Das Urteil bleibt in zweiter Instanz unverändert: Thomas N.* wird ordentlich verwahrt. Weder Verteidigung noch Staatsanwalt kamen mit ihren Forderungen durch. Wie schätzen Sie das Urteil ein?
André Kuhn: Das Obergericht Aargau hält den Täter auf sehr lange Sicht für nicht therapierbar. Man ist sich aber nicht sicher, ob er lebenslang untherapierbar ist. Darum kann keine lebenslängliche Verwahrung ausgesprochen werden. Aber auch die angeordnete ordentliche Verwahrung ist zeitlich unbeschränkt und wird erst aufgehoben, wenn der Täter nicht mehr als gefährlich eingestuft ist.
In erster Instanz wurde genau dieses Urteil von Staatsanwalt und Verteidigung angefochten. Nun bleibt es beim gleichen Urteil. Wie schätzen Sie die Chancen ein, dass der Fall vor Bundesgericht landet?
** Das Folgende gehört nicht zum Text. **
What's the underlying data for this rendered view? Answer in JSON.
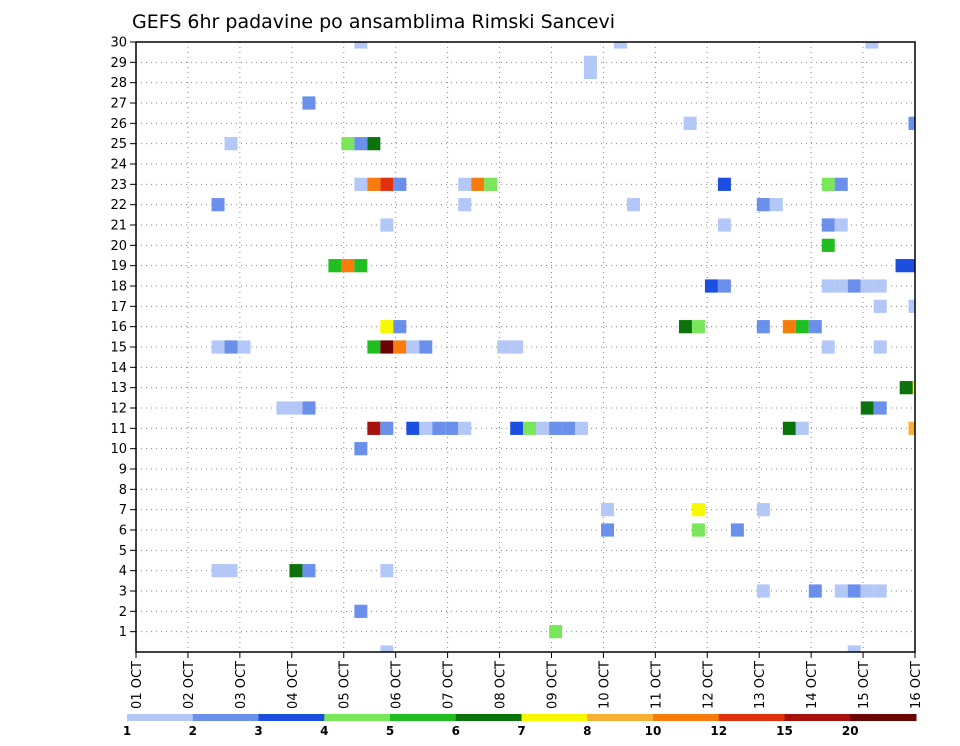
{
  "chart_data": {
    "type": "heatmap",
    "title": "GEFS 6hr padavine po ansamblima Rimski Sancevi",
    "x_ticks": [
      "01 OCT",
      "02 OCT",
      "03 OCT",
      "04 OCT",
      "05 OCT",
      "06 OCT",
      "07 OCT",
      "08 OCT",
      "09 OCT",
      "10 OCT",
      "11 OCT",
      "12 OCT",
      "13 OCT",
      "14 OCT",
      "15 OCT",
      "16 OCT"
    ],
    "y_ticks": [
      "1",
      "2",
      "3",
      "4",
      "5",
      "6",
      "7",
      "8",
      "9",
      "10",
      "11",
      "12",
      "13",
      "14",
      "15",
      "16",
      "17",
      "18",
      "19",
      "20",
      "21",
      "22",
      "23",
      "24",
      "25",
      "26",
      "27",
      "28",
      "29",
      "30"
    ],
    "x_range_days": [
      0,
      15
    ],
    "y_range_members": [
      0,
      30
    ],
    "grid": true,
    "colorbar": {
      "colors": [
        "#b4c8f8",
        "#6a90ec",
        "#1c4ee0",
        "#7ae65a",
        "#20be20",
        "#0c720c",
        "#f8f800",
        "#f8b034",
        "#f87c0c",
        "#e0300c",
        "#a8100c",
        "#6c0404"
      ],
      "labels": [
        "1",
        "2",
        "3",
        "4",
        "5",
        "6",
        "7",
        "8",
        "10",
        "12",
        "15",
        "20"
      ]
    },
    "cells": [
      {
        "d": 4.33,
        "m": 30,
        "c": 1
      },
      {
        "d": 9.33,
        "m": 30,
        "c": 1
      },
      {
        "d": 14.17,
        "m": 30,
        "c": 1
      },
      {
        "d": 8.75,
        "m": 29,
        "c": 1
      },
      {
        "d": 8.75,
        "m": 28.5,
        "c": 1
      },
      {
        "d": 3.33,
        "m": 27,
        "c": 2
      },
      {
        "d": 10.67,
        "m": 26,
        "c": 1
      },
      {
        "d": 15,
        "m": 26,
        "c": 2
      },
      {
        "d": 1.83,
        "m": 25,
        "c": 1
      },
      {
        "d": 4.08,
        "m": 25,
        "c": 4
      },
      {
        "d": 4.33,
        "m": 25,
        "c": 2
      },
      {
        "d": 4.58,
        "m": 25,
        "c": 6
      },
      {
        "d": 4.33,
        "m": 23,
        "c": 1
      },
      {
        "d": 4.58,
        "m": 23,
        "c": 9
      },
      {
        "d": 4.83,
        "m": 23,
        "c": 10
      },
      {
        "d": 5.08,
        "m": 23,
        "c": 2
      },
      {
        "d": 6.33,
        "m": 23,
        "c": 1
      },
      {
        "d": 6.58,
        "m": 23,
        "c": 9
      },
      {
        "d": 6.83,
        "m": 23,
        "c": 4
      },
      {
        "d": 11.33,
        "m": 23,
        "c": 3
      },
      {
        "d": 13.33,
        "m": 23,
        "c": 4
      },
      {
        "d": 13.58,
        "m": 23,
        "c": 2
      },
      {
        "d": 1.58,
        "m": 22,
        "c": 2
      },
      {
        "d": 6.33,
        "m": 22,
        "c": 1
      },
      {
        "d": 9.58,
        "m": 22,
        "c": 1
      },
      {
        "d": 12.08,
        "m": 22,
        "c": 2
      },
      {
        "d": 12.33,
        "m": 22,
        "c": 1
      },
      {
        "d": 4.83,
        "m": 21,
        "c": 1
      },
      {
        "d": 11.33,
        "m": 21,
        "c": 1
      },
      {
        "d": 13.33,
        "m": 21,
        "c": 2
      },
      {
        "d": 13.58,
        "m": 21,
        "c": 1
      },
      {
        "d": 13.33,
        "m": 20,
        "c": 5
      },
      {
        "d": 3.83,
        "m": 19,
        "c": 5
      },
      {
        "d": 4.08,
        "m": 19,
        "c": 9
      },
      {
        "d": 4.33,
        "m": 19,
        "c": 5
      },
      {
        "d": 15,
        "m": 19,
        "c": 3
      },
      {
        "d": 14.75,
        "m": 19,
        "c": 3
      },
      {
        "d": 11.08,
        "m": 18,
        "c": 3
      },
      {
        "d": 11.33,
        "m": 18,
        "c": 2
      },
      {
        "d": 13.33,
        "m": 18,
        "c": 1
      },
      {
        "d": 13.58,
        "m": 18,
        "c": 1
      },
      {
        "d": 13.83,
        "m": 18,
        "c": 2
      },
      {
        "d": 14.08,
        "m": 18,
        "c": 1
      },
      {
        "d": 14.33,
        "m": 18,
        "c": 1
      },
      {
        "d": 14.33,
        "m": 17,
        "c": 1
      },
      {
        "d": 15,
        "m": 17,
        "c": 1
      },
      {
        "d": 4.83,
        "m": 16,
        "c": 7
      },
      {
        "d": 5.08,
        "m": 16,
        "c": 2
      },
      {
        "d": 10.58,
        "m": 16,
        "c": 6
      },
      {
        "d": 10.83,
        "m": 16,
        "c": 4
      },
      {
        "d": 12.08,
        "m": 16,
        "c": 2
      },
      {
        "d": 12.58,
        "m": 16,
        "c": 9
      },
      {
        "d": 12.83,
        "m": 16,
        "c": 5
      },
      {
        "d": 13.08,
        "m": 16,
        "c": 2
      },
      {
        "d": 1.58,
        "m": 15,
        "c": 1
      },
      {
        "d": 1.83,
        "m": 15,
        "c": 2
      },
      {
        "d": 2.08,
        "m": 15,
        "c": 1
      },
      {
        "d": 4.58,
        "m": 15,
        "c": 5
      },
      {
        "d": 4.83,
        "m": 15,
        "c": 12
      },
      {
        "d": 5.08,
        "m": 15,
        "c": 9
      },
      {
        "d": 5.33,
        "m": 15,
        "c": 1
      },
      {
        "d": 5.58,
        "m": 15,
        "c": 2
      },
      {
        "d": 7.08,
        "m": 15,
        "c": 1
      },
      {
        "d": 7.33,
        "m": 15,
        "c": 1
      },
      {
        "d": 13.33,
        "m": 15,
        "c": 1
      },
      {
        "d": 14.33,
        "m": 15,
        "c": 1
      },
      {
        "d": 15,
        "m": 13,
        "c": 7
      },
      {
        "d": 14.83,
        "m": 13,
        "c": 6
      },
      {
        "d": 2.83,
        "m": 12,
        "c": 1
      },
      {
        "d": 3.08,
        "m": 12,
        "c": 1
      },
      {
        "d": 3.33,
        "m": 12,
        "c": 2
      },
      {
        "d": 14.08,
        "m": 12,
        "c": 6
      },
      {
        "d": 14.33,
        "m": 12,
        "c": 2
      },
      {
        "d": 4.58,
        "m": 11,
        "c": 11
      },
      {
        "d": 4.83,
        "m": 11,
        "c": 2
      },
      {
        "d": 5.33,
        "m": 11,
        "c": 3
      },
      {
        "d": 5.58,
        "m": 11,
        "c": 1
      },
      {
        "d": 5.83,
        "m": 11,
        "c": 2
      },
      {
        "d": 6.08,
        "m": 11,
        "c": 2
      },
      {
        "d": 6.33,
        "m": 11,
        "c": 1
      },
      {
        "d": 7.33,
        "m": 11,
        "c": 3
      },
      {
        "d": 7.58,
        "m": 11,
        "c": 4
      },
      {
        "d": 7.83,
        "m": 11,
        "c": 1
      },
      {
        "d": 8.08,
        "m": 11,
        "c": 2
      },
      {
        "d": 8.33,
        "m": 11,
        "c": 2
      },
      {
        "d": 8.58,
        "m": 11,
        "c": 1
      },
      {
        "d": 12.58,
        "m": 11,
        "c": 6
      },
      {
        "d": 12.83,
        "m": 11,
        "c": 1
      },
      {
        "d": 15,
        "m": 11,
        "c": 8
      },
      {
        "d": 4.33,
        "m": 10,
        "c": 2
      },
      {
        "d": 9.08,
        "m": 7,
        "c": 1
      },
      {
        "d": 10.83,
        "m": 7,
        "c": 7
      },
      {
        "d": 12.08,
        "m": 7,
        "c": 1
      },
      {
        "d": 9.08,
        "m": 6,
        "c": 2
      },
      {
        "d": 10.83,
        "m": 6,
        "c": 4
      },
      {
        "d": 11.58,
        "m": 6,
        "c": 2
      },
      {
        "d": 1.58,
        "m": 4,
        "c": 1
      },
      {
        "d": 1.83,
        "m": 4,
        "c": 1
      },
      {
        "d": 3.08,
        "m": 4,
        "c": 6
      },
      {
        "d": 3.33,
        "m": 4,
        "c": 2
      },
      {
        "d": 4.83,
        "m": 4,
        "c": 1
      },
      {
        "d": 12.08,
        "m": 3,
        "c": 1
      },
      {
        "d": 13.08,
        "m": 3,
        "c": 2
      },
      {
        "d": 13.58,
        "m": 3,
        "c": 1
      },
      {
        "d": 13.83,
        "m": 3,
        "c": 2
      },
      {
        "d": 14.08,
        "m": 3,
        "c": 1
      },
      {
        "d": 14.33,
        "m": 3,
        "c": 1
      },
      {
        "d": 4.33,
        "m": 2,
        "c": 2
      },
      {
        "d": 8.08,
        "m": 1,
        "c": 4
      },
      {
        "d": 4.83,
        "m": 0,
        "c": 1
      },
      {
        "d": 13.83,
        "m": 0,
        "c": 1
      }
    ]
  }
}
Es ist mit grosser Wahrscheinlichkeit damit zu rechnen. Es geht für den Beschuldigten um sehr viel. Das heisst, die Verteidigung wird sich intensiv überlegen, das Urteil nochmals weiterzuziehen.
Falls es bei der ordentlichen Verwahrung bleibt: Heisst das, dass mir Thomas N. in 15 oder 20 Jahren im Tram begegnen könnte?
Selbst wenn gar keine Verwahrung angeordnet worden wäre: Man würde den Beschuldigten erst wieder in Freiheit sehen, wenn er nicht mehr gefährlich ist. Lebenslange Freiheitsstrafe heisst grundsätzlich lebenslang. Man kann frühestens nach 15 Jahren eine Entlassung beantragen. Dazu braucht es aber den Nachweis, dass der Häftling nicht mehr gefährlich ist. Die Voraussetzungen, aus einer Verwahrung entlassen zu werden, sind fast identisch: Es braucht einen Nachweis, dass keine Gefahr mehr besteht. Bildlich gesprochen: Es macht keinen Unterschied, ob es auf der Strasse eine einfache oder eine doppelte Sicherheitslinie hat – überqueren darf man sie sowieso nicht. Es kommt also fast aufs Gleiche heraus.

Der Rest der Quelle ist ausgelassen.